Most Canadians have no written plan for end-of-life care, poll finds

Rather than ever lose his ability to think, remember or recognize his wife and children, Dr. Daren Heyland would sooner be dead.

The critical care doctor and professor of medicine at Queen’s University also states in his personal directive — a legal document that set outs the treatments he would and would not want should he ever lose the capacity to speak for himself — that he would rather die than be left dependent on others to feed, dress, bathe or otherwise provide total care for him.

This article was published by The Ottawa Citizen on July 26th, 2012.  To see this article and other related articles on The Ottawa Citizen website, please click here

Too many times Heyland has stood at the foot of a patient’s bed in the intensive care unit and thought to himself: I never want to die this way.
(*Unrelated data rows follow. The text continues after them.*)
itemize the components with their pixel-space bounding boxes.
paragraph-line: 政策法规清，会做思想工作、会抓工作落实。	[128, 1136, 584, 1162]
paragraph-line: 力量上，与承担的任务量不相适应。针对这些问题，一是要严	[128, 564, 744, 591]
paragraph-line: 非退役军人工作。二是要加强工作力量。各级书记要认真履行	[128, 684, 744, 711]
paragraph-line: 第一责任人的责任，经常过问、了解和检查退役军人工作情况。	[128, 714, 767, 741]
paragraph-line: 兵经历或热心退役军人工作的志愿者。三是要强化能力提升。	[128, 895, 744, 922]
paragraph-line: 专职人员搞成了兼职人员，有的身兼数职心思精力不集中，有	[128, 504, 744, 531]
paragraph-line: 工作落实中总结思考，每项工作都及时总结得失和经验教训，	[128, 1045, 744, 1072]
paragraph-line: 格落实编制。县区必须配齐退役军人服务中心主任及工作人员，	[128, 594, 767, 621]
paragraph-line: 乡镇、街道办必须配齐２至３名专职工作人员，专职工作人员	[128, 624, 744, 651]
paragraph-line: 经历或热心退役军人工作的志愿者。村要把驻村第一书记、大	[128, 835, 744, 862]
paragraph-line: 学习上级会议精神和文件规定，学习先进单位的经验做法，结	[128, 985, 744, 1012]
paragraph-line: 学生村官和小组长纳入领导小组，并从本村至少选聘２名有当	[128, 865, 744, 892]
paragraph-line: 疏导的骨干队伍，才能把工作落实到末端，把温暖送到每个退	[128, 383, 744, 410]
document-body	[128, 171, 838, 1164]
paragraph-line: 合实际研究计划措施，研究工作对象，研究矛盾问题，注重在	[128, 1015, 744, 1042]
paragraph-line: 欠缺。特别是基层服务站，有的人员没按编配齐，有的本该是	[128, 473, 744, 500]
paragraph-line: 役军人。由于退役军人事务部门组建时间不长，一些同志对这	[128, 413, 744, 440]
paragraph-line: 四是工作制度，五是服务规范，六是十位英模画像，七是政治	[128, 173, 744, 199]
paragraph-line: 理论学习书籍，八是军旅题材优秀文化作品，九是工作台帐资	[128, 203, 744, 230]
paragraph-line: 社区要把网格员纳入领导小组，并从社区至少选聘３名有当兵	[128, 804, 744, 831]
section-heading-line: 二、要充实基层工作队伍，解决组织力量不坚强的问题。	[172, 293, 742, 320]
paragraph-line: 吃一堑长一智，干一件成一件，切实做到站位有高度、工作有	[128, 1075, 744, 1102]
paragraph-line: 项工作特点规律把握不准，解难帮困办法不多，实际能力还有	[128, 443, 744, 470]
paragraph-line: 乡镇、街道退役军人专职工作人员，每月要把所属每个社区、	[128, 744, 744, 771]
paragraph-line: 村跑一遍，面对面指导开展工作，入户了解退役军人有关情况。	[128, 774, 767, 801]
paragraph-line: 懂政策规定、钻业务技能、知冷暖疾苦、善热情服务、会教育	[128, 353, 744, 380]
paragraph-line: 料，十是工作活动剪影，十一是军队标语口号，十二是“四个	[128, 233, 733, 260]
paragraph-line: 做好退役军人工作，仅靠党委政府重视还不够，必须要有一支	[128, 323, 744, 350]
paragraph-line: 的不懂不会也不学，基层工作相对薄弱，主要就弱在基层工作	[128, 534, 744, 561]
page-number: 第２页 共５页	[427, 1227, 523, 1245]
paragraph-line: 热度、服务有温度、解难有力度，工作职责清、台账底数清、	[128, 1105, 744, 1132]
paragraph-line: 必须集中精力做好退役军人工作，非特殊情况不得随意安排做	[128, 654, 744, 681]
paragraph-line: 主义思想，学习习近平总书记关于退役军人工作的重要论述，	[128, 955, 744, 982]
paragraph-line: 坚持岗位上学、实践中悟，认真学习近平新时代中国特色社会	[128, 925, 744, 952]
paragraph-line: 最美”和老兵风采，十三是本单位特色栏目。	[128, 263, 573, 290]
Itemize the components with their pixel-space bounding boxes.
Death is inescapable, the “singular inevitability” for all of us. Yet the majority of Canadians — 80 per cent — do not have a written plan about what life-prolonging treatments they would accept or reject at the end of life, and fewer than half have discussed the issue with their families, according to a recent Ipsos-Reid national poll.
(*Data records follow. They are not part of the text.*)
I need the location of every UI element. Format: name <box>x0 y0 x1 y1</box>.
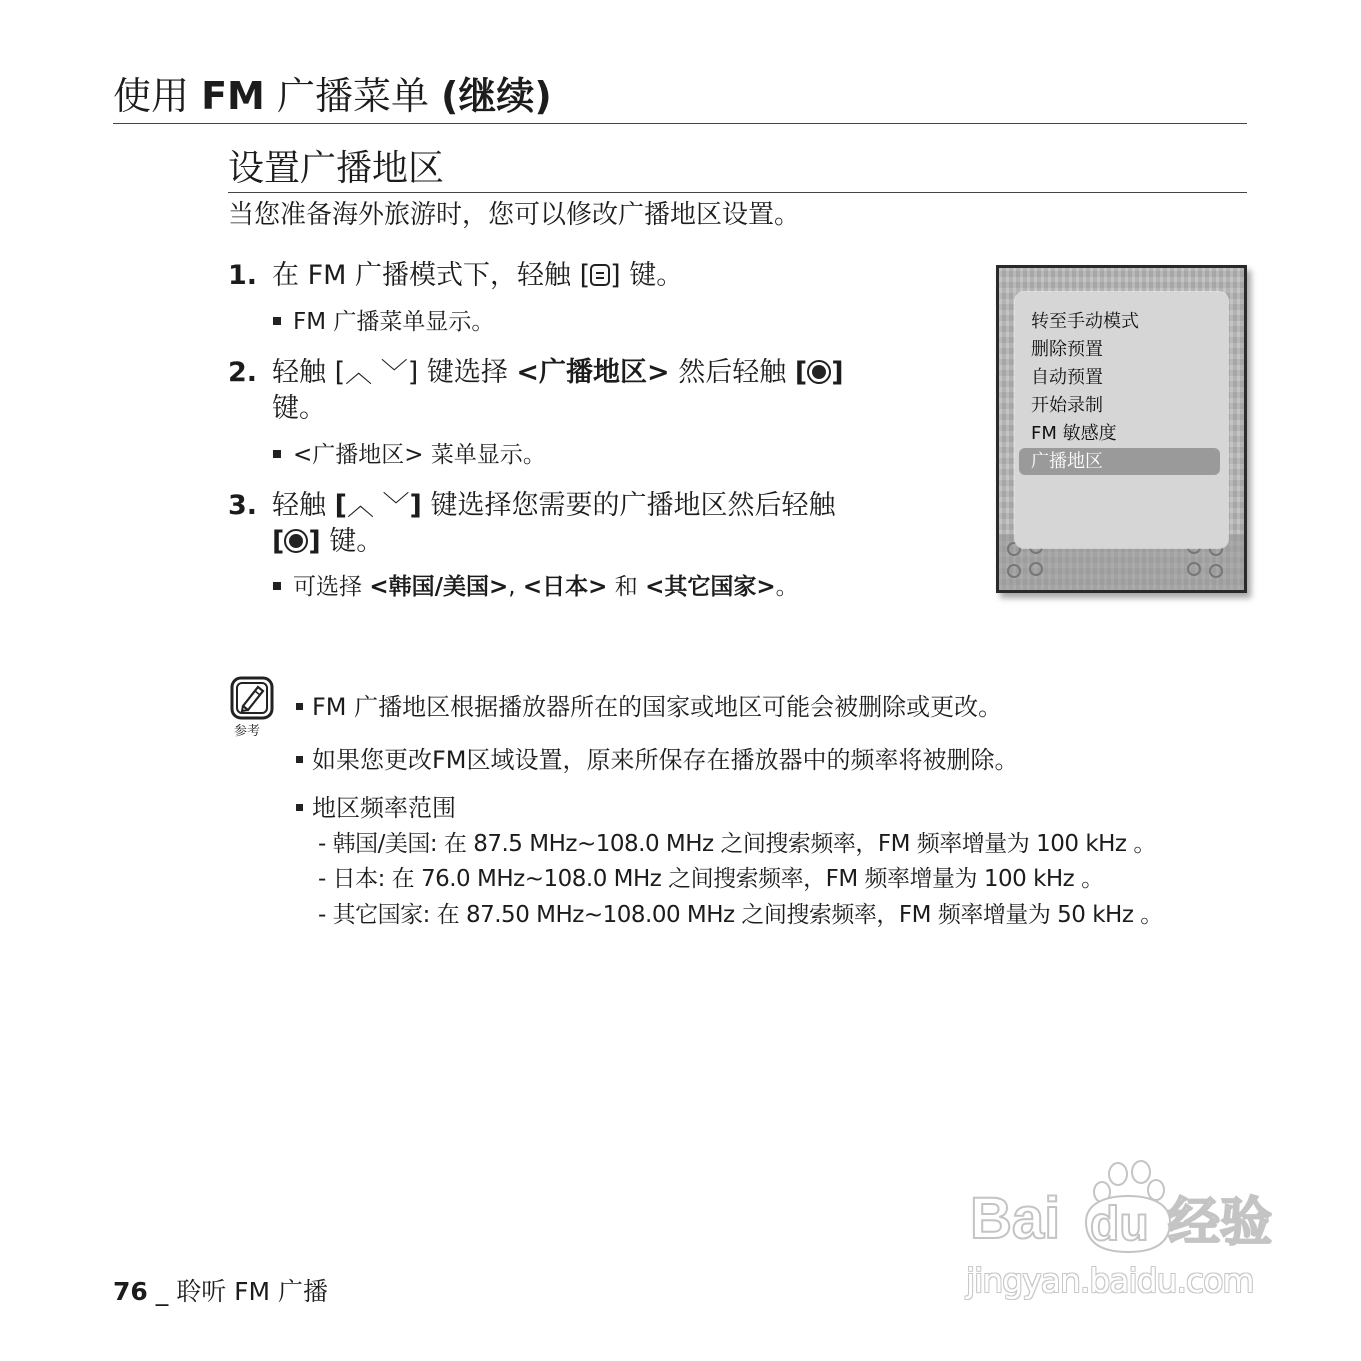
decor-ring-icon <box>1187 562 1201 576</box>
menu-key-icon <box>590 264 610 286</box>
bullet-square-icon <box>296 756 303 763</box>
step-2-text-line2: 键。 <box>272 393 326 424</box>
up-down-arrows-icon: ︿ ﹀ <box>345 357 408 389</box>
step-1-number: 1. <box>228 260 258 291</box>
range-japan: - 日本: 在 76.0 MHz~108.0 MHz 之间搜索频率，FM 频率增量为 100 kHz 。 <box>318 866 1104 892</box>
device-screen <box>996 265 1247 593</box>
menu-item-manual-mode[interactable]: 转至手动模式 <box>1031 311 1139 332</box>
svg-text:du: du <box>1090 1198 1149 1251</box>
decor-ring-icon <box>1007 564 1021 578</box>
menu-item-fm-region[interactable]: 广播地区 <box>1019 448 1220 475</box>
svg-text:经验: 经验 <box>1168 1193 1273 1253</box>
menu-item-start-recording[interactable]: 开始录制 <box>1031 395 1103 416</box>
up-down-arrows-icon: ︿ ﹀ <box>346 490 410 522</box>
step-2-text: 轻触 [︿ ﹀] 键选择 <广播地区> 然后轻触 [ ] <box>272 355 844 392</box>
note-bullet-2: 如果您更改FM区域设置，原来所保存在播放器中的频率将被删除。 <box>296 743 1019 777</box>
fm-menu-panel <box>1015 292 1228 548</box>
note-pencil-icon <box>230 676 274 720</box>
decor-ring-icon <box>1029 562 1043 576</box>
range-other-countries: - 其它国家: 在 87.50 MHz~108.00 MHz 之间搜索频率，FM 频率增量为 50 kHz 。 <box>318 902 1163 928</box>
watermark-url: jingyan.baidu.com <box>966 1261 1254 1300</box>
page-title: 使用 FM 广播菜单 (继续) <box>113 74 552 118</box>
step-3-number: 3. <box>228 490 258 521</box>
bullet-square-icon <box>296 804 303 811</box>
range-korea-usa: - 韩国/美国: 在 87.5 MHz~108.0 MHz 之间搜索频率，FM 频率增量为 100 kHz 。 <box>318 831 1156 857</box>
section-divider <box>228 192 1247 193</box>
menu-item-fm-sensitivity[interactable]: FM 敏感度 <box>1031 423 1117 444</box>
bullet-square-icon <box>273 450 281 458</box>
bullet-square-icon <box>296 703 303 710</box>
baidu-jingyan-watermark-logo <box>968 1160 1276 1260</box>
select-key-icon <box>807 360 831 384</box>
step-1-bullet: FM 广播菜单显示。 <box>273 306 494 338</box>
bullet-square-icon <box>273 317 281 325</box>
step-3-text: 轻触 [︿ ﹀] 键选择您需要的广播地区然后轻触 <box>272 488 835 525</box>
page-footer: 76 _ 聆听 FM 广播 <box>113 1277 329 1306</box>
step-1-text: 在 FM 广播模式下，轻触 [ ] 键。 <box>272 260 684 291</box>
step-3-text-line2: [ ] 键。 <box>272 526 384 557</box>
step-3-bullet: 可选择 <韩国/美国>, <日本> 和 <其它国家>。 <box>273 571 799 603</box>
step-2-number: 2. <box>228 357 258 388</box>
note-icon-label: 参考 <box>234 724 261 739</box>
note-bullet-3: 地区频率范围 <box>296 791 456 825</box>
step-2-bullet: <广播地区> 菜单显示。 <box>273 439 546 471</box>
menu-item-delete-preset[interactable]: 删除预置 <box>1031 339 1103 360</box>
section-intro: 当您准备海外旅游时，您可以修改广播地区设置。 <box>228 200 801 230</box>
svg-text:Bai: Bai <box>970 1186 1061 1251</box>
bullet-square-icon <box>273 582 281 590</box>
menu-item-auto-preset[interactable]: 自动预置 <box>1031 367 1103 388</box>
section-title: 设置广播地区 <box>228 148 445 189</box>
title-divider <box>113 123 1247 124</box>
select-key-icon <box>284 529 308 553</box>
note-bullet-1: FM 广播地区根据播放器所在的国家或地区可能会被删除或更改。 <box>296 690 1002 724</box>
decor-ring-icon <box>1209 564 1223 578</box>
Only 46 per cent have designated a substitute decision-maker, someone to speak on their behalf if they became incapacitated.

Would the patient want to be connected to an artificial ventilator, unable to swallow, talk or breathe for themselves? Would they want to be tube-fed or resuscitated if their heart stops, or completely sedated and turned and fed, with no perception of anything around them?

Without any guide posts set by the patient, the system takes over. The fallback, doctors say, is to keep going — to provide increasingly intensive and invasive care that ultimately prolongs dying, leading to a poorer quality of life, unnecessary pain and suffering and increased rates of depression, anxiety and even post-traumatic stress disorder for the surviving family.

“So three to six months later, they’re still reflecting, ‘What was that all about? Why did mom have to undergo all that aggressive care at the end of life, and for what purpose?’” says Heyland.

“We’re harming people at the end of life when we should be celebrating their lives and providing them with dignified comfort measures.”

In a recent study, Heyland and colleagues interviewed elderly hospital patients considered to be near death and asked what kinds of life-sustaining treatments they would or would not want. Then they looked at the resuscitation or “code status” recorded on their charts. The patient’s preferences agreed with the order on the chart in only about a third of cases.

And most of the disagreements related to patients wanting simply to be made comfortable in the face of death, but their chart documented “full code” — meaning CPR and every other possible measure would be used to try to save their lives.

In other cases, people are agreeing to life-prolonging interventions without fully grasping what is it they are signing on for, doctors say.

For example, CPR, cardiopulmonary resuscitation, performed in a real world intensive care unit isn’t like the sanitized and “miracle recovery” versions depicted on TV. CPR can be almost violent and sometimes lead to broken ribs, punctured lungs and a high rate of stroke and serious brain injuries. The survival odds are slim.